Puppies, with their over-sized paws clumsily bound around the house, knocking over kids and plants, and they constantly fall down the stairs – adorable!  Then they get big, and they become a smelly, hairy pain in the tush.  Then, when they knock stuff over, it’s ‘outdoors, Rover!’

Even Canada’s You Tube export, Justin Bieber was cute at one point.  With his wispy hair-do and sickeningly sweet tones.  Not any more!  Now there’s a petition to have him extradited back to Canada.  Somewhere along the line, his irresistible charm tarnished badly.

It’s funny how we view things – there was an ad a while ago, I think for a car company, where they compared a squirrel to a rat.  Basically, visually speaking, they look the same, except that the squirrel has a nice big bushy tail.  Everyone loves squirrels but hates rats…presumably because of the tail.  The fact that rats live in the sewers, spread plague and eat garbage doesn’t help, either.

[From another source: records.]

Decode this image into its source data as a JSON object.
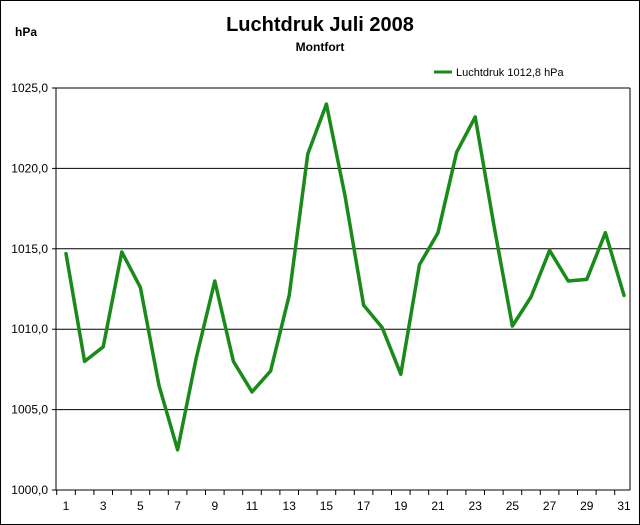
{
  "chart_data": {
    "type": "line",
    "title": "Luchtdruk Juli 2008",
    "subtitle": "Montfort",
    "ylabel": "hPa",
    "xlabel": "",
    "x": [
      1,
      2,
      3,
      4,
      5,
      6,
      7,
      8,
      9,
      10,
      11,
      12,
      13,
      14,
      15,
      16,
      17,
      18,
      19,
      20,
      21,
      22,
      23,
      24,
      25,
      26,
      27,
      28,
      29,
      30,
      31
    ],
    "x_tick_labels": [
      "1",
      "3",
      "5",
      "7",
      "9",
      "11",
      "13",
      "15",
      "17",
      "19",
      "21",
      "23",
      "25",
      "27",
      "29",
      "31"
    ],
    "series": [
      {
        "name": "Luchtdruk 1012,8  hPa",
        "color": "#1a8a1a",
        "values": [
          1014.7,
          1008.0,
          1008.9,
          1014.8,
          1012.6,
          1006.5,
          1002.5,
          1008.2,
          1013.0,
          1008.0,
          1006.1,
          1007.4,
          1012.1,
          1020.9,
          1024.0,
          1018.3,
          1011.5,
          1010.1,
          1007.2,
          1014.0,
          1016.0,
          1021.0,
          1023.2,
          1016.5,
          1010.2,
          1012.0,
          1014.9,
          1013.0,
          1013.1,
          1016.0,
          1012.1
        ]
      }
    ],
    "ylim": [
      1000,
      1025
    ],
    "y_ticks": [
      1000,
      1005,
      1010,
      1015,
      1020,
      1025
    ],
    "y_tick_labels": [
      "1000,0",
      "1005,0",
      "1010,0",
      "1015,0",
      "1020,0",
      "1025,0"
    ],
    "grid": "horizontal",
    "legend_position": "top-right"
  }
}
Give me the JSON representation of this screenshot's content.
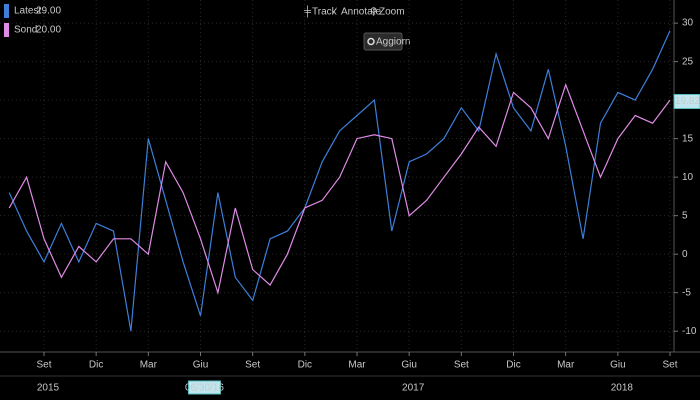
{
  "chart_data": {
    "type": "line",
    "toolbar": [
      "Track",
      "Annotate",
      "Zoom"
    ],
    "button": "Aggiorn",
    "categories": [
      null,
      null,
      "Set",
      null,
      null,
      "Dic",
      null,
      null,
      "Mar",
      null,
      null,
      "Giu",
      null,
      null,
      "Set",
      null,
      null,
      "Dic",
      null,
      null,
      "Mar",
      null,
      null,
      "Giu",
      null,
      null,
      "Set",
      null,
      null,
      "Dic",
      null,
      null,
      "Mar",
      null,
      null,
      "Giu",
      null,
      null,
      "Set"
    ],
    "year_row": [
      null,
      null,
      "2015",
      null,
      null,
      null,
      null,
      null,
      null,
      null,
      null,
      "06/30/16",
      null,
      null,
      null,
      null,
      null,
      null,
      null,
      null,
      null,
      null,
      null,
      "2017",
      null,
      null,
      null,
      null,
      null,
      null,
      null,
      null,
      null,
      null,
      null,
      "2018",
      null,
      null,
      null
    ],
    "series": [
      {
        "name": "Latest",
        "legend_value": "29.00",
        "color": "#3d7fd9",
        "values": [
          8,
          3,
          -1,
          4,
          -1,
          4,
          3,
          -10,
          15,
          7,
          -1,
          -8,
          8,
          -3,
          -6,
          2,
          3,
          6,
          12,
          16,
          18,
          20,
          3,
          12,
          13,
          15,
          19,
          16,
          26,
          19,
          16,
          24,
          14,
          2,
          17,
          21,
          20,
          24,
          29
        ]
      },
      {
        "name": "Sond",
        "legend_value": "20.00",
        "color": "#e08be6",
        "values": [
          6,
          10,
          2,
          -3,
          1,
          -1,
          2,
          2,
          0,
          12,
          8,
          2,
          -5,
          6,
          -2,
          -4,
          0,
          6,
          7,
          10,
          15,
          15.5,
          15,
          5,
          7,
          10,
          13,
          16.5,
          14,
          21,
          19,
          15,
          22,
          16,
          10,
          15,
          18,
          17,
          20
        ]
      }
    ],
    "cursor_value": 19.8225,
    "ylim": [
      -12.7,
      33
    ],
    "yticks": [
      -10,
      -5,
      0,
      5,
      10,
      15,
      20,
      25,
      30
    ],
    "grid": true
  }
}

I don’t remember the car or what they were trying to explain.

I’ve been doing a bit of ‘entrepreneurial’ work lately (that’s a secret code word for ‘a couple hours of work on the internet followed by grass cutting, chatting with neighbours, wandering the aisles of Costco, and napping through home improvement shows’).

Everyone loves to hear about small business success stories.  Little Davids out there, taking on the giant, ugly Goliath’s of the business world.  ‘”Go get em’!”  I’d hear.  “What a great idea.  I’m sure you’ll make a killing at that”, and so on.

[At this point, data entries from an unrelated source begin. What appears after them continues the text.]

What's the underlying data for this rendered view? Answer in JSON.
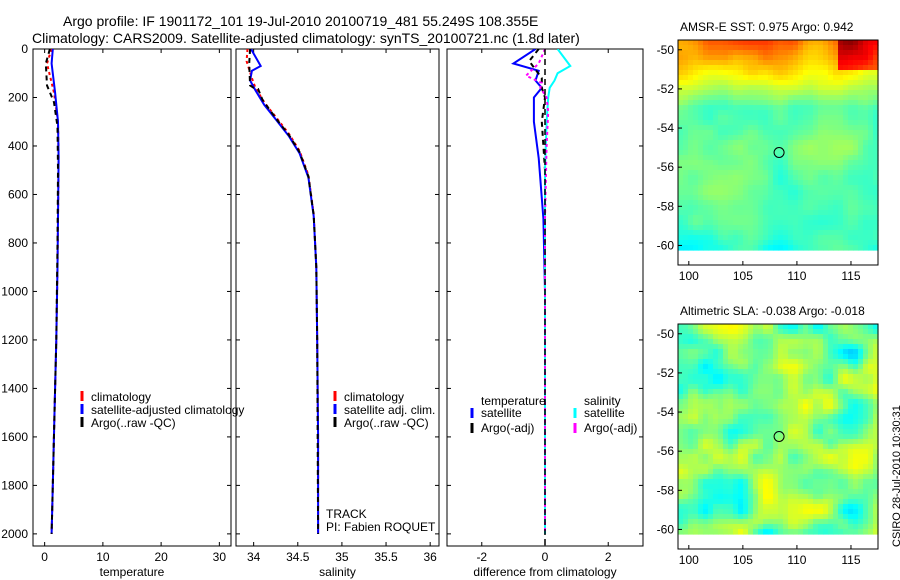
{
  "title": {
    "line1": "Argo profile: IF 1901172_101 19-Jul-2010 20100719_481 55.249S 108.355E",
    "line2": "Climatology: CARS2009. Satellite-adjusted climatology: synTS_20100721.nc (1.8d later)"
  },
  "credit": "CSIRO 28-Jul-2010 10:30:31",
  "colors": {
    "climatology": "#ff0000",
    "satellite": "#0000ff",
    "argo": "#000000",
    "salinity_satellite": "#00ffff",
    "salinity_argo": "#ff00ff"
  },
  "chart_data": [
    {
      "type": "line",
      "id": "temperature",
      "xlabel": "temperature",
      "xlim": [
        -2,
        32
      ],
      "xticks": [
        0,
        10,
        20,
        30
      ],
      "ylim": [
        0,
        2050
      ],
      "yticks": [
        0,
        200,
        400,
        600,
        800,
        1000,
        1200,
        1400,
        1600,
        1800,
        2000
      ],
      "legend": [
        {
          "label": "climatology",
          "color": "#ff0000"
        },
        {
          "label": "satellite-adjusted climatology",
          "color": "#0000ff"
        },
        {
          "label": "Argo(..raw -QC)",
          "color": "#000000"
        }
      ],
      "series": [
        {
          "name": "climatology",
          "color": "#ff0000",
          "dash": "3,3",
          "x": [
            1.2,
            0.4,
            1.6,
            2.3,
            2.4,
            2.3,
            2.2,
            2.0,
            1.7,
            1.4,
            1.2
          ],
          "y": [
            0,
            60,
            180,
            300,
            450,
            700,
            900,
            1200,
            1500,
            1800,
            2000
          ]
        },
        {
          "name": "satellite-adjusted climatology",
          "color": "#0000ff",
          "dash": "",
          "x": [
            1.4,
            1.2,
            1.8,
            2.3,
            2.4,
            2.3,
            2.2,
            2.0,
            1.7,
            1.4,
            1.2
          ],
          "y": [
            0,
            60,
            180,
            300,
            450,
            700,
            900,
            1200,
            1500,
            1800,
            2000
          ]
        },
        {
          "name": "Argo(..raw -QC)",
          "color": "#000000",
          "dash": "5,4",
          "x": [
            0.9,
            0.2,
            0.4,
            1.6,
            2.2,
            2.3,
            2.2,
            2.0,
            1.7,
            1.4,
            1.2
          ],
          "y": [
            0,
            60,
            150,
            220,
            320,
            500,
            800,
            1200,
            1500,
            1800,
            2000
          ]
        }
      ]
    },
    {
      "type": "line",
      "id": "salinity",
      "xlabel": "salinity",
      "xlim": [
        33.8,
        36.1
      ],
      "xticks": [
        34,
        34.5,
        35,
        35.5,
        36
      ],
      "xticklabels": [
        "34",
        "34.5",
        "35",
        "35.5",
        "36"
      ],
      "ylim": [
        0,
        2050
      ],
      "legend": [
        {
          "label": "climatology",
          "color": "#ff0000"
        },
        {
          "label": "satellite adj. clim.",
          "color": "#0000ff"
        },
        {
          "label": "Argo(..raw -QC)",
          "color": "#000000"
        }
      ],
      "annotation": [
        "TRACK",
        "PI: Fabien ROQUET"
      ],
      "series": [
        {
          "name": "climatology",
          "color": "#ff0000",
          "dash": "3,3",
          "x": [
            33.93,
            33.92,
            33.98,
            34.02,
            34.12,
            34.25,
            34.4,
            34.52,
            34.62,
            34.68,
            34.71,
            34.72,
            34.73,
            34.73
          ],
          "y": [
            0,
            50,
            120,
            160,
            220,
            280,
            350,
            420,
            520,
            680,
            900,
            1200,
            1600,
            2000
          ]
        },
        {
          "name": "satellite adj. clim.",
          "color": "#0000ff",
          "dash": "",
          "x": [
            33.97,
            34.08,
            33.98,
            33.96,
            34.02,
            34.12,
            34.25,
            34.4,
            34.52,
            34.62,
            34.68,
            34.71,
            34.72,
            34.73,
            34.73
          ],
          "y": [
            0,
            70,
            90,
            130,
            170,
            230,
            290,
            360,
            430,
            530,
            690,
            900,
            1200,
            1600,
            2000
          ]
        },
        {
          "name": "Argo(..raw -QC)",
          "color": "#000000",
          "dash": "5,4",
          "x": [
            33.96,
            33.95,
            33.96,
            34.0,
            34.05,
            34.1,
            34.25,
            34.4,
            34.52,
            34.62,
            34.68,
            34.71,
            34.72,
            34.73
          ],
          "y": [
            0,
            60,
            150,
            160,
            165,
            210,
            285,
            355,
            425,
            525,
            685,
            900,
            1200,
            2000
          ]
        }
      ]
    },
    {
      "type": "line",
      "id": "difference",
      "xlabel": "difference from climatology",
      "xlim": [
        -3.1,
        3.1
      ],
      "xticks": [
        -2,
        0,
        2
      ],
      "ylim": [
        0,
        2050
      ],
      "legend_headers": [
        "temperature",
        "salinity"
      ],
      "legend": [
        {
          "label": "satellite",
          "color": "#0000ff"
        },
        {
          "label": "Argo(-adj)",
          "color": "#000000"
        },
        {
          "label": "satellite",
          "color": "#00ffff"
        },
        {
          "label": "Argo(-adj)",
          "color": "#ff00ff"
        }
      ],
      "series": [
        {
          "name": "temperature satellite",
          "color": "#0000ff",
          "dash": "",
          "x": [
            -0.3,
            -1.0,
            -0.2,
            -0.3,
            -0.1,
            -0.35,
            -0.35,
            -0.2,
            -0.05,
            0,
            0
          ],
          "y": [
            0,
            60,
            90,
            130,
            160,
            200,
            300,
            450,
            700,
            1000,
            2000
          ]
        },
        {
          "name": "temperature Argo(-adj)",
          "color": "#000000",
          "dash": "5,4",
          "x": [
            -0.2,
            -0.5,
            -0.1,
            -0.1,
            0,
            -0.1,
            0,
            0
          ],
          "y": [
            0,
            50,
            120,
            160,
            200,
            300,
            500,
            2000
          ]
        },
        {
          "name": "salinity satellite",
          "color": "#00ffff",
          "dash": "",
          "x": [
            0.4,
            0.8,
            0.4,
            0.3,
            0.15,
            0.1,
            0.05,
            0,
            0
          ],
          "y": [
            0,
            70,
            100,
            130,
            160,
            200,
            300,
            500,
            2000
          ]
        },
        {
          "name": "salinity Argo(-adj)",
          "color": "#ff00ff",
          "dash": "3,3",
          "x": [
            0,
            -0.2,
            -0.6,
            -0.1,
            -0.15,
            0.05,
            0.1,
            0.05,
            0,
            0
          ],
          "y": [
            0,
            60,
            110,
            140,
            160,
            200,
            260,
            400,
            700,
            2000
          ]
        }
      ]
    },
    {
      "type": "heatmap",
      "id": "sst",
      "title": "AMSR-E SST: 0.975 Argo: 0.942",
      "xlim": [
        99,
        117.5
      ],
      "ylim": [
        -61,
        -49.5
      ],
      "xticks": [
        100,
        105,
        110,
        115
      ],
      "yticks": [
        -50,
        -52,
        -54,
        -56,
        -58,
        -60
      ],
      "marker": [
        108.35,
        -55.25
      ],
      "colorscale": "jet"
    },
    {
      "type": "heatmap",
      "id": "sla",
      "title": "Altimetric SLA: -0.038 Argo: -0.018",
      "xlim": [
        99,
        117.5
      ],
      "ylim": [
        -61,
        -49.5
      ],
      "xticks": [
        100,
        105,
        110,
        115
      ],
      "yticks": [
        -50,
        -52,
        -54,
        -56,
        -58,
        -60
      ],
      "marker": [
        108.35,
        -55.25
      ],
      "colorscale": "jet"
    }
  ]
}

All very rah-rah, and good for the emotional soul.  I guess what I keep wondering though, is when does the rah-rah stop, and the web-bashing begin?  I mean, it’s not likely that I’ll be an overnight success and suddenly be subject to scrutiny over my hiring or wage practices, but still…

What got me wondering about this, is that recently I heard an argument that although we all love to hate Walmart despite the ironic fact that almost all of us hand over our cash to them every week, they too were a success story.  Somewhere back in little Bentonville, Arkansas, at a 5 and Dime store known as ‘Walton’s’, and founded by that kindly-looking country bumkin ‘soon-to-be billionaire’, Sam Walton was a small business owner who had his share of ‘rah-rah’ admirers.

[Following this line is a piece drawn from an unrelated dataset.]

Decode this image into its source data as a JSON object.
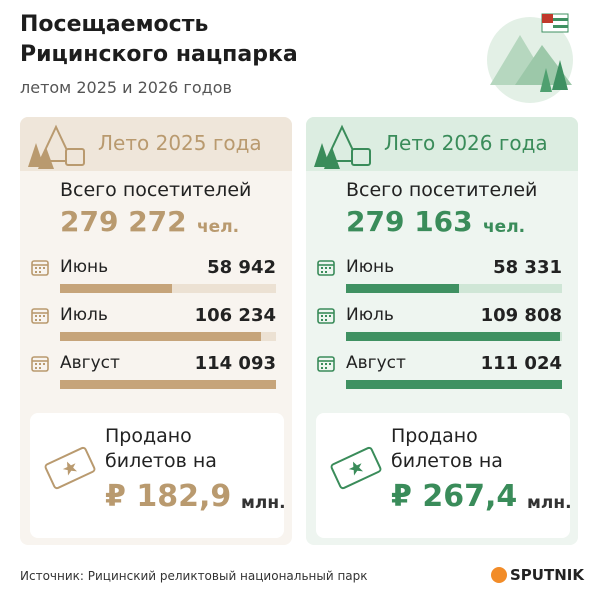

But, like kittens and Justin, something changed.  Once they became big, or self-realized, or smug, or whatever, we decided they resembled the rat more than the squirrel.  I guess we all like a success story until it’s, well…successful.  Huh.

I read a book…well read most of a book called ‘The Tipping Point’.  Basically, it was trying to explain that at some point, a trickle becomes a deluge based on a slight change in the fulcrum of the balance of things.  I never did get through it, but I think it applies here.

There is a tipping point where children aren’t adorable any more.  We still love them and care for them, but they tend to drive us nuts a little more.  They tipped.

Maybe that’s what happened to Justin Bieber and Walmart.  They were cute and adorable, but the invisible pendulum swung a bit too far the other way, and suddenly weren’t lovable any more.  They abused or outgrew their cuteness and suddenly became annoying and ugly.

The success story that got them where they are was also their undoing in the eyes of public opinion.  The squirrel’s tail turned into an ugly, skin coloured whip, and we turned away in disgust.

Cute keeps you alive when you’re young – heck, even I was ‘cute-ish’ when I was little, in a freckle faced Ginger sort of way, but when my legs grew longer than my body, and my voice changed, little bits of that rat tail emerged.  You can’t count on your adorableness for too long, so you have to adapt.

I guess it means always looking like the squirrel, and not letting your rat tail show.  Maybe that’s what all those spin doctors are there for – to try to convince the public that your favourite celebrity or business success story still has a bushy tail.

For me, my self-employment venture is a very long way from ever looking like a rat, but if I’m lucky, a long way down the road, someone will point out that my tail is showing.  I’m sure my loving friends and family will ensure I stay ever so humble.